Он поцеловал и мою руку, снова поклонившись.
– Тень? – переспросил он.
Голос у него звучал тепло, с некоторым рокотом; голос моряка или солдата, но не утонченного придворного.
– Черт побери, должно быть, теряю чутье.
– Надеюсь, Фредди, что ты ошибаешься, – засмеялась мама. – Элиза, познакомься с мистером Уэзероллом. Он англичанин. Мой коллега. А ты, Фредди, познакомься с моей дочерью Элизой.
Коллега? Что-то типа советника, может быть? Как папины «во́роны»? Нет, на них он был совсем не похож. Хотя бы тем, что взгляд его не был суровым.
– Очарован, мадемуазель, – хрипло произнес мистер Уэзеролл.
Английский акцент придавал слову «мадемуазель» некий шарм.
Мама перестала улыбаться. Ее взгляд сделался серьезным.
– Элиза, мистер Уэзеролл является нашим доверенным лицом и защитником. В случае необходимости ты всегда можешь обратиться к нему за помощью.
– А как же отец? – спросила я, испытывая некоторое замешательство.
– Отец горячо любит нас обеих и охотно отдал бы за нас свою жизнь. Но мужчин, занимающих столь высокое положение, как твой отец, необходимо оберегать от дополнительных забот о близких. Потому, Элиза, я и прибегаю к помощи мистера Уэзеролла. Незачем беспокоить твоего отца делами, касающимися женской части нашей семьи. – Мамин взгляд стал еще серьезнее. – Незачем беспокоить твоего отца. Ты это понимаешь, Элиза?
– Да, мама.
Мистер Уэзеролл понимающе кивнул.
– Мадемуазель, я здесь, чтобы служить вам, – сказал он.
– Благодарю вас, месье, – ответила я, делая реверанс.
Взявшийся как будто из ниоткуда Царапка радостно завилял хвостом, приветствуя мистера Уэзеролла. Оба явно были давними приятелями.
– Жюли, мы можем поговорить? – спросил наш защитник, вновь надевая треуголку.
Они с мамой пошли рядом. Я отставала от них на пару шагов. Взрослые говорили вполголоса, и до меня долетали лишь обрывки их разговора. Я слышала слова «великий магистр» и «король», которые ничего для меня не значили в то время.
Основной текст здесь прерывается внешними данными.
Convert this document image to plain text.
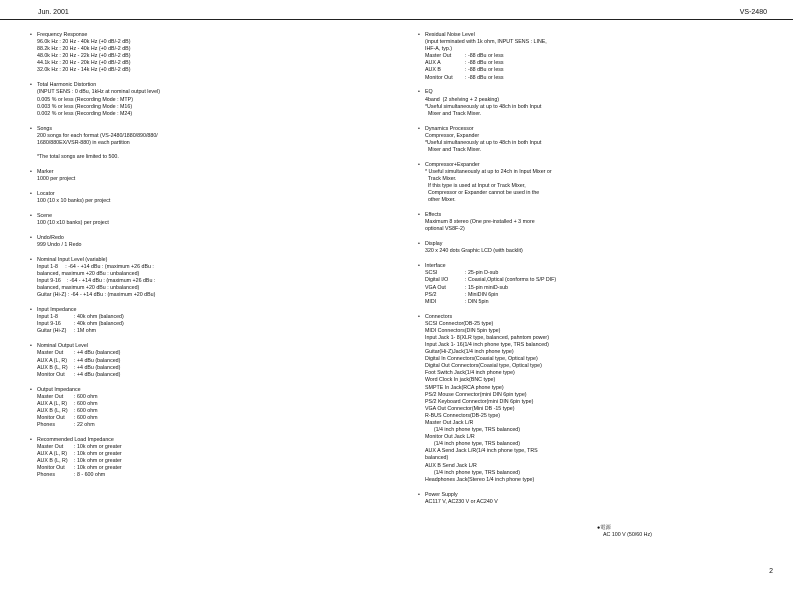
Jun. 2001	VS-2480
• Frequency Response
96.0k Hz : 20 Hz - 40k Hz (+0 dB/-2 dB)
88.2k Hz : 20 Hz - 40k Hz (+0 dB/-2 dB)
48.0k Hz : 20 Hz - 22k Hz (+0 dB/-2 dB)
44.1k Hz : 20 Hz - 20k Hz (+0 dB/-2 dB)
32.0k Hz : 20 Hz - 14k Hz (+0 dB/-2 dB)
• Total Harmonic Distortion
(INPUT SENS : 0 dBu, 1kHz at nominal output level)
0.005 % or less (Recording Mode : MTP)
0.003 % or less (Recording Mode : M16)
0.002 % or less (Recording Mode : M24)
• Songs
200 songs for each format (VS-2480/1880/890/880/
1680/880EX/VSR-880) in each partition
*The total songs are limited to 500.
• Marker
1000 per project
• Locator
100 (10 x 10 banks) per project
• Scene
100 (10 x10 banks) per project
• Undo/Redo
999 Undo / 1 Redo
• Nominal Input Level (variable)
Input 1-8     : -64 - +14 dBu : (maximum +26 dBu :
balanced, maximum +20 dBu : unbalanced)
Input 9-16    : -64 - +14 dBu : (maximum +26 dBu :
balanced, maximum +20 dBu : unbalanced)
Guitar (Hi-Z) : -64 - +14 dBu : (maximum +20 dBu)
• Input Impedance
Input 1-8	: 40k ohm (balanced)
Input 9-16	: 40k ohm (balanced)
Guitar (Hi-Z)	: 1M ohm
• Nominal Output Level
Master Out	: +4 dBu (balanced)
AUX A (L, R)	: +4 dBu (balanced)
AUX B (L, R)	: +4 dBu (balanced)
Monitor Out	: +4 dBu (balanced)
• Output Impedance
Master Out	: 600 ohm
AUX A (L, R)	: 600 ohm
AUX B (L, R)	: 600 ohm
Monitor Out	: 600 ohm
Phones	: 22 ohm
• Recommended Load Impedance
Master Out	: 10k ohm or greater
AUX A (L, R)	: 10k ohm or greater
AUX B (L, R)	: 10k ohm or greater
Monitor Out	: 10k ohm or greater
Phones	: 8 - 600 ohm
• Residual Noise Level
(input terminated with 1k ohm, INPUT SENS : LINE,
IHF-A, typ.)
Master Out	: -88 dBu or less
AUX A	: -88 dBu or less
AUX B	: -88 dBu or less
Monitor Out	: -88 dBu or less
• EQ
4band  (2 shelving + 2 peaking)
*Useful simultaneously at up to 48ch in both Input
Mixer and Track Mixer.
• Dynamics Processor
Compressor, Expander
*Useful simultaneously at up to 48ch in both Input
Mixer and Track Mixer.
• Compressor+Expander
* Useful simultaneously at up to 24ch in Input Mixer or
Track Mixer.
If this type is used at Input or Track Mixer,
Compressor or Expander cannot be used in the
other Mixer.
• Effects
Maximum 8 stereo (One pre-installed + 3 more
optional VS8F-2)
• Display
320 x 240 dots Graphic LCD (with backlit)
• Interface
SCSI	: 25-pin D-sub
Digital I/O	: Coaxial,Optical (conforms to S/P DIF)
VGA Out	: 15-pin miniD-sub
PS/2	: MiniDIN 6pin
MIDI	: DIN 5pin
• Connectors
SCSI Connector(DB-25 type)
MIDI Connectors(DIN 5pin type)
Input Jack 1- 8(XLR type, balanced, pahntom power)
Input Jack 1- 16(1/4 inch phone type, TRS balanced)
Guitar(Hi-Z)Jack(1/4 inch phone type)
Digital In Connectors(Coaxial type, Optical type)
Digital Out Connectors(Coaxial type, Optical type)
Foot Switch Jack(1/4 inch phone type)
Word Clock In jack(BNC type)
SMPTE In Jack(RCA phone type)
PS/2 Mouse Connector(mini DIN 6pin type)
PS/2 Keyboard Connector(mini DIN 6pin type)
VGA Out Connector(Mini DB -15 type)
R-BUS Connectors(DB-25 type)
Master Out Jack L/R
(1/4 inch phone type, TRS balanced)
Monitor Out Jack L/R
(1/4 inch phone type, TRS balanced)
AUX A Send Jack L/R(1/4 inch phone type, TRS
balanced)
AUX B Send Jack L/R
(1/4 inch phone type, TRS balanced)
Headphones Jack(Stereo 1/4 inch phone type)
• Power Supply
AC117 V, AC230 V or AC240 V
●電源
AC 100 V (50/60 Hz)
2
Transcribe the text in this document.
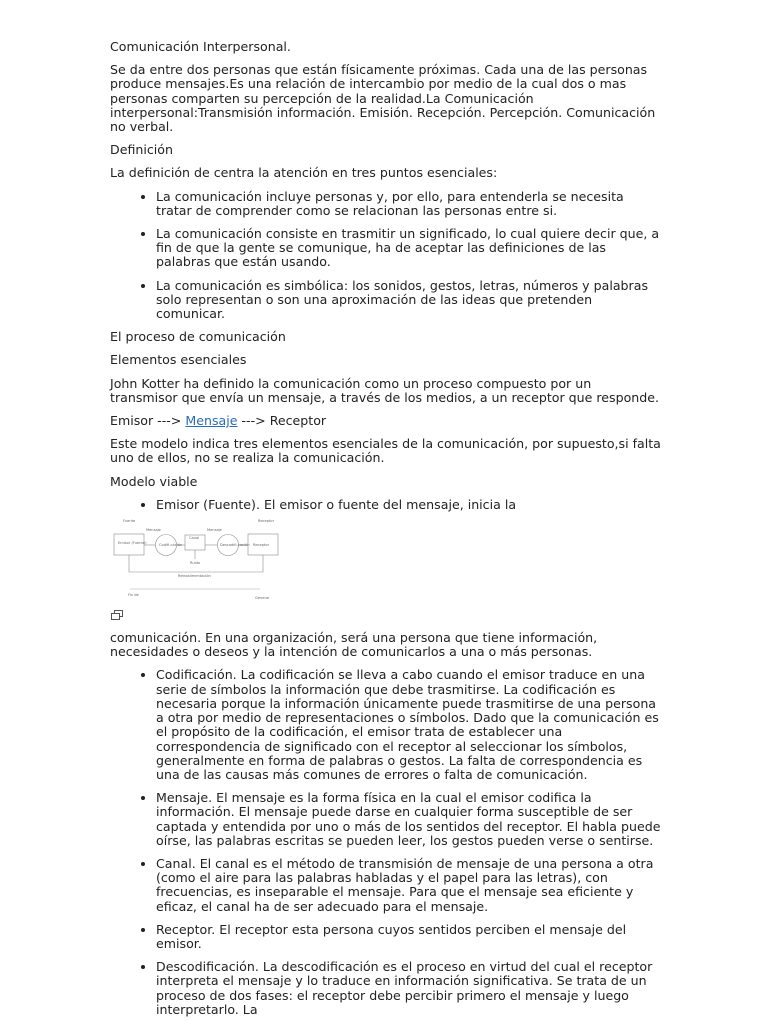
Comunicación Interpersonal.

Se da entre dos personas que están físicamente próximas. Cada una de las personas produce mensajes.Es una relación de intercambio por medio de la cual dos o mas personas comparten su percepción de la realidad.La Comunicación interpersonal:Transmisión información. Emisión. Recepción. Percepción. Comunicación no verbal.

Definición

La definición de centra la atención en tres puntos esenciales:

• La comunicación incluye personas y, por ello, para entenderla se necesita tratar de comprender como se relacionan las personas entre si.
• La comunicación consiste en trasmitir un significado, lo cual quiere decir que, a fin de que la gente se comunique, ha de aceptar las definiciones de las palabras que están usando.
• La comunicación es simbólica: los sonidos, gestos, letras, números y palabras solo representan o son una aproximación de las ideas que pretenden comunicar.

El proceso de comunicación

Elementos esenciales

John Kotter ha definido la comunicación como un proceso compuesto por un transmisor que envía un mensaje, a través de los medios, a un receptor que responde.

Emisor ---> Mensaje ---> Receptor

Este modelo indica tres elementos esenciales de la comunicación, por supuesto,si falta uno de ellos, no se realiza la comunicación.

Modelo viable

• Emisor (Fuente). El emisor o fuente del mensaje, inicia la
Fuente	Receptor
Emisor (Fuente)	Codifi-cación
Canal
Descodifi-cación Receptor
Mensaje	Mensaje
Ruido
Retroalimentación
Fin de
General

comunicación. En una organización, será una persona que tiene información, necesidades o deseos y la intención de comunicarlos a una o más personas.

• Codificación. La codificación se lleva a cabo cuando el emisor traduce en una serie de símbolos la información que debe trasmitirse. La codificación es necesaria porque la información únicamente puede trasmitirse de una persona a otra por medio de representaciones o símbolos. Dado que la comunicación es el propósito de la codificación, el emisor trata de establecer una correspondencia de significado con el receptor al seleccionar los símbolos, generalmente en forma de palabras o gestos. La falta de correspondencia es una de las causas más comunes de errores o falta de comunicación.
• Mensaje. El mensaje es la forma física en la cual el emisor codifica la información. El mensaje puede darse en cualquier forma susceptible de ser captada y entendida por uno o más de los sentidos del receptor. El habla puede oírse, las palabras escritas se pueden leer, los gestos pueden verse o sentirse.
• Canal. El canal es el método de transmisión de mensaje de una persona a otra (como el aire para las palabras habladas y el papel para las letras), con frecuencias, es inseparable el mensaje. Para que el mensaje sea eficiente y eficaz, el canal ha de ser adecuado para el mensaje.
• Receptor. El receptor esta persona cuyos sentidos perciben el mensaje del emisor.
• Descodificación. La descodificación es el proceso en virtud del cual el receptor interpreta el mensaje y lo traduce en información significativa. Se trata de un proceso de dos fases: el receptor debe percibir primero el mensaje y luego interpretarlo. La
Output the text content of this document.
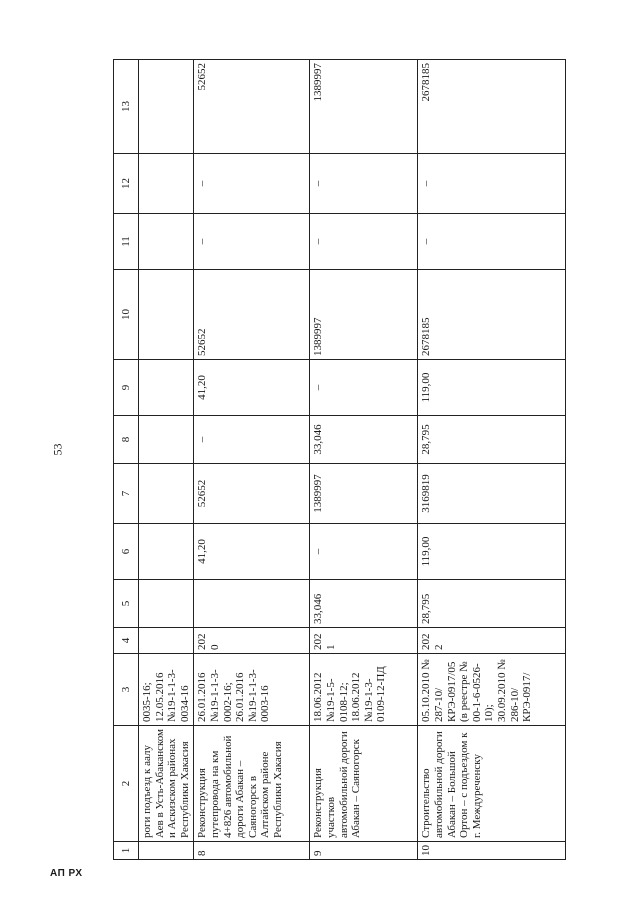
53
АП РХ
1	2	3	4	5	6	7	8	9	10	11	12	13
	роги подъезд к аалу Аев в Усть-Абаканском и Аскизском районах Республики Хакасия	0035-16; 12.05.2016 №19-1-1-3-0034-16										
8	Реконструкция путепровода на км 4+826 автомобильной дороги Абакан – Саяногорск в Алтайском районе Республики Хакасия	26.01.2016 №19-1-1-3-0002-16; 26.01.2016 №19-1-1-3-0003-16	2020		41,20	52652	–	41,20	52652	–	–	52652
9	Реконструкция участков автомобильной дороги Абакан – Саяногорск	18.06.2012 №19-1-5-0108-12; 18.06.2012 №19-1-3-0109-12-ПД	2021	33,046	–	1389997	33,046	–	1389997	–	–	1389997
10	Строительство автомобильной дороги Абакан – Большой Ортон – с подъездом к г. Междуреченску	05.10.2010 № 287-10/КРЭ-0917/05 (в реестре № 00-1-6-0526-10); 30.09.2010 № 286-10/КРЭ-0917/	2022	28,795	119,00	3169819	28,795	119,00	2678185	–	–	2678185
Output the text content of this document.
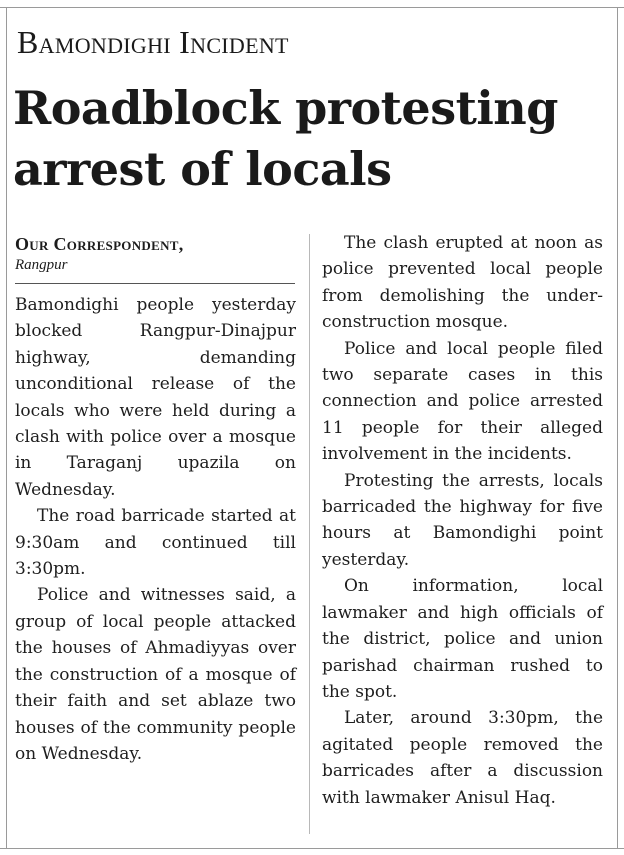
Bamondighi Incident
Roadblock protesting arrest of locals
Our Correspondent,
Rangpur

Bamondighi people yesterday blocked Rangpur-Dinajpur highway, demanding unconditional release of the locals who were held during a clash with police over a mosque in Taraganj upazila on Wednesday.

The road barricade started at 9:30am and continued till 3:30pm.

Police and witnesses said, a group of local people attacked the houses of Ahmadiyyas over the construction of a mosque of their faith and set ablaze two houses of the community people on Wednesday.

The clash erupted at noon as police prevented local people from demolishing the under-construction mosque.

Police and local people filed two separate cases in this connection and police arrested 11 people for their alleged involvement in the incidents.

Protesting the arrests, locals barricaded the highway for five hours at Bamondighi point yesterday.

On information, local lawmaker and high officials of the district, police and union parishad chairman rushed to the spot.

Later, around 3:30pm, the agitated people removed the barricades after a discussion with lawmaker Anisul Haq.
Только с годами эти слова обрели смысл.
А затем случилось нечто неожиданное.
Все это было так давно, что я не помню точной последовательности событий. Кажется, в какой-то момент мама и мистер Уэзеролл замерли и напряглись, а Царапка ощетинился и зарычал. Затем мама резко повернулась. Я проследила за ее взглядом и увидела… волка. Он находился слева от меня, в кустарнике. Черный с серыми подпалинами, он стоял не шелохнувшись и голодными глазами смотрел на нас.
Мама резко выдернула руку из муфты. Блеснуло лезвие. Она мигом оказалась рядом со мной, заслоняя меня своим телом. Я инстинктивно схватилась за подол ее одежды. Выставив руку с кинжалом вперед, мама смотрела на волка.
Наискосок от нас мистер Уэзеролл держал за загривок ощетинившегося Царапку. Другой рукой англичанин тянулся к мечу, висевшему у него на поясе.
– Погоди! – скомандовала мама. Она вскинула руку, заставив мистера Уэзеролла остановиться. – Сомневаюсь, что этот волк вздумает напасть.
– Я бы не был так в этом уверен, Жюли, – предостерегающе возразил мистер Уэзеролл. – Это едва ли не самый голодный зверь из всех, что водятся здесь.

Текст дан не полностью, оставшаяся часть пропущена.